Principals in 49 schools used the Student Engagement Observation form in over 1,700 classroom observations in their schools in the fall semester.  Across these observations, student indicators of engagement were assessed in classrooms from English to Mathematics, from sign language (ASL) to automotive repair.  The wide array of classrooms in which observations were conducted provides a rich data set that reflects both SURN Academy participants’ commitment to using data to inform leadership and teaching practices in all academic domains, as well as demonstrating the multitude of opportunities administrators have found to engage in dialogue with teachers about what is working in their classrooms and what possible next steps may be for teachers to promote high-yield student engagement in their classrooms.

The collection and use of this data to inform teaching and learning in schools allow administrators and teachers to share a common language focused on what practices best support student engagement and learning.  By consistently collecting, analyzing, and using data, SURN Principal Academy participants and the teachers with whom they work are able to identify strengths and needs, and to revise approaches proactively to promote student engagement and achievement.
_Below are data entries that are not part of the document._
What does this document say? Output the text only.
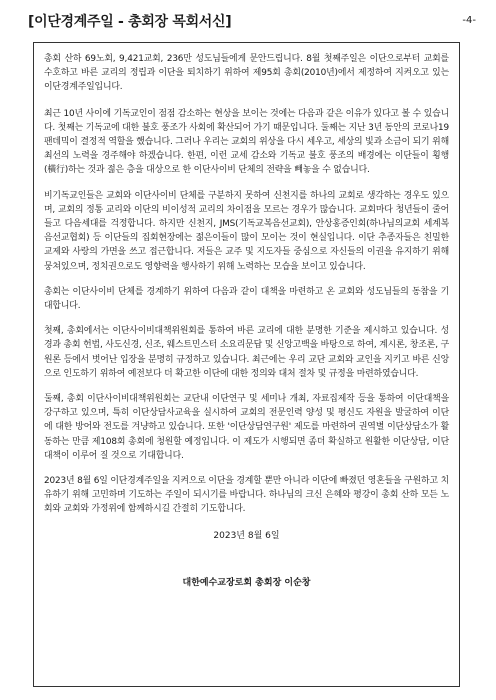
[이단경계주일 - 총회장 목회서신]	-4-

총회 산하 69노회, 9,421교회, 236만 성도님들에게 문안드립니다. 8월 첫째주일은 이단으로부터 교회를 수호하고 바른 교리의 정립과 이단을 퇴치하기 위하여 제95회 총회(2010년)에서 제정하여 지켜오고 있는 이단경계주일입니다.

최근 10년 사이에 기독교인이 점점 감소하는 현상을 보이는 것에는 다음과 같은 이유가 있다고 볼 수 있습니다. 첫째는 기독교에 대한 불호 풍조가 사회에 확산되어 가기 때문입니다. 둘째는 지난 3년 동안의 코로나19 팬데믹이 결정적 역할을 했습니다. 그러나 우리는 교회의 위상을 다시 세우고, 세상의 빛과 소금이 되기 위해 최선의 노력을 경주해야 하겠습니다. 한편, 이런 교세 감소와 기독교 불호 풍조의 배경에는 이단들이 횡행(橫行)하는 것과 젊은 층을 대상으로 한 이단사이비 단체의 전략을 빼놓을 수 없습니다.

비기독교인들은 교회와 이단사이비 단체를 구분하지 못하여 신천지를 하나의 교회로 생각하는 경우도 있으며, 교회의 정통 교리와 이단의 비이성적 교리의 차이점을 모르는 경우가 많습니다. 교회마다 청년들이 줄어들고 다음세대를 걱정합니다. 하지만 신천지, JMS(기독교복음선교회), 안상홍증인회(하나님의교회 세계복음선교협회) 등 이단들의 집회현장에는 젊은이들이 많이 모이는 것이 현실입니다. 이단 추종자들은 친밀한 교제와 사랑의 가면을 쓰고 접근합니다. 저들은 교주 및 지도자들 중심으로 자신들의 이권을 유지하기 위해 뭉쳐있으며, 정치권으로도 영향력을 행사하기 위해 노력하는 모습을 보이고 있습니다.

총회는 이단사이비 단체를 경계하기 위하여 다음과 같이 대책을 마련하고 온 교회와 성도님들의 동참을 기대합니다.

첫째, 총회에서는 이단사이비대책위원회를 통하여 바른 교리에 대한 분명한 기준을 제시하고 있습니다. 성경과 총회 헌법, 사도신경, 신조, 웨스트민스터 소요리문답 및 신앙고백을 바탕으로 하여, 계시론, 창조론, 구원론 등에서 벗어난 입장을 분명히 규정하고 있습니다. 최근에는 우리 교단 교회와 교인을 지키고 바른 신앙으로 인도하기 위하여 예전보다 더 확고한 이단에 대한 정의와 대처 절차 및 규정을 마련하였습니다.

둘째, 총회 이단사이비대책위원회는 교단내 이단연구 및 세미나 개최, 자료집제작 등을 통하여 이단대책을 강구하고 있으며, 특히 이단상담사교육을 실시하여 교회의 전문인력 양성 및 평신도 자원을 발굴하여 이단에 대한 방어와 전도를 겨냥하고 있습니다. 또한 '이단상담연구원' 제도를 마련하여 권역별 이단상담소가 활동하는 만큼 제108회 총회에 청원할 예정입니다. 이 제도가 시행되면 좀더 확실하고 원활한 이단상담, 이단대책이 이루어 질 것으로 기대합니다.

2023년 8월 6일 이단경계주일을 지켜으로 이단을 경계할 뿐만 아니라 이단에 빠졌던 영혼들을 구원하고 치유하기 위해 고민하며 기도하는 주일이 되시기를 바랍니다. 하나님의 크신 은혜와 평강이 총회 산하 모든 노회와 교회와 가정위에 함께하시길 간절히 기도합니다.

2023년 8월 6일
대한예수교장로회 총회장 이순창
In working with the data collected from over 3 months of observations, I have observed that SURN Principal Academy participants are not only gathering data, they are using it.  Observations of high-yield student engagement indicators have increased from September to December, and administrators are eager to get ahold of their data sets to explore, analyze, and outline next steps based upon their data reports.  I am honored to play a role in this process, and I look forward to continuing to support the SURN Principal Academy participants in their efforts to use data that inform teaching and leading within their schools.